What does she see as she looks into her future? “I hope to make new mouse models,” she says. “Aspergillus is a type of mold and molds are very common in our environment. They are particularly abundant indoors.”

An impaired immune system can allow these infections to become very serious, she continues. “I want to know if our exposure to molds is generally harmless or whether it frequently contributes to disease processes. When there is flooding and there are many fungal spores in the air, is that exposure affecting people’s health?”

Rivera says that a molecular picture detailing how molds are recognized by their host, which cells react first and which cells react next— down to specific genes, is what is needed. “If we enhance expression of these genes, can we improve health?” she asks.

As Rivera and the three GSBS students in her lab tackle these big questions, she is preparing an NIH program project grant proposal (P01) with Gause and others in the infection and inflammation group. “We are basically looking at the same question — how the body gears up to respond to infection —but we are looking at it from different angles,” she explains.
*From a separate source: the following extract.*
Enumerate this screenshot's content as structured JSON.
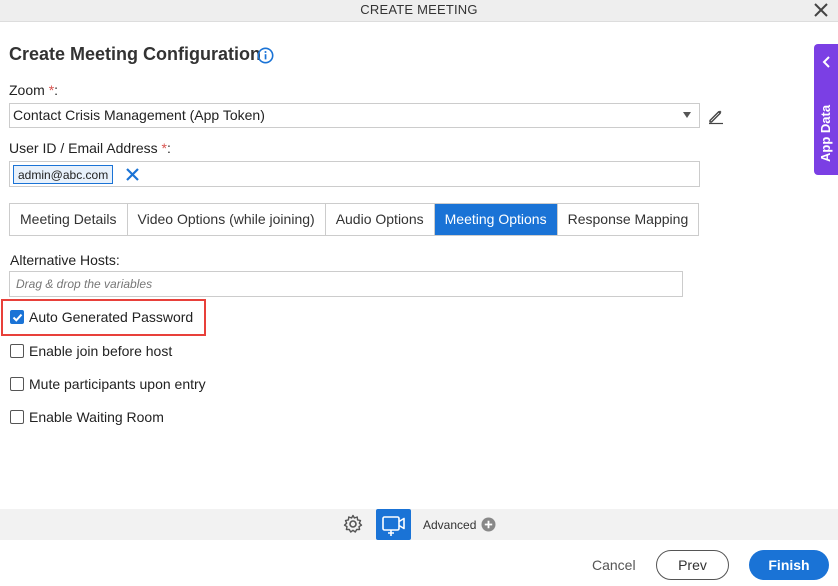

She is working on a new mouse model to help answer these new questions. In the meantime, the mouse model she developed to study fungal infection continues to serve as a useful research tool, recently traveling abroad to a lab in Japan and also stateside to another in Wisconsin.

Rivera ponders whether houses flooded by Hurricane Sandy may be incubators for disease-causing organisms and what potentially could be done to prevent this from happening in the future. Hailing from an island that is no stranger to damaging storms, she hopes that her long years of research may soon yield answers that will impact the wellbeing of flood-ravaged communities from New Jersey to Puerto Rico and beyond.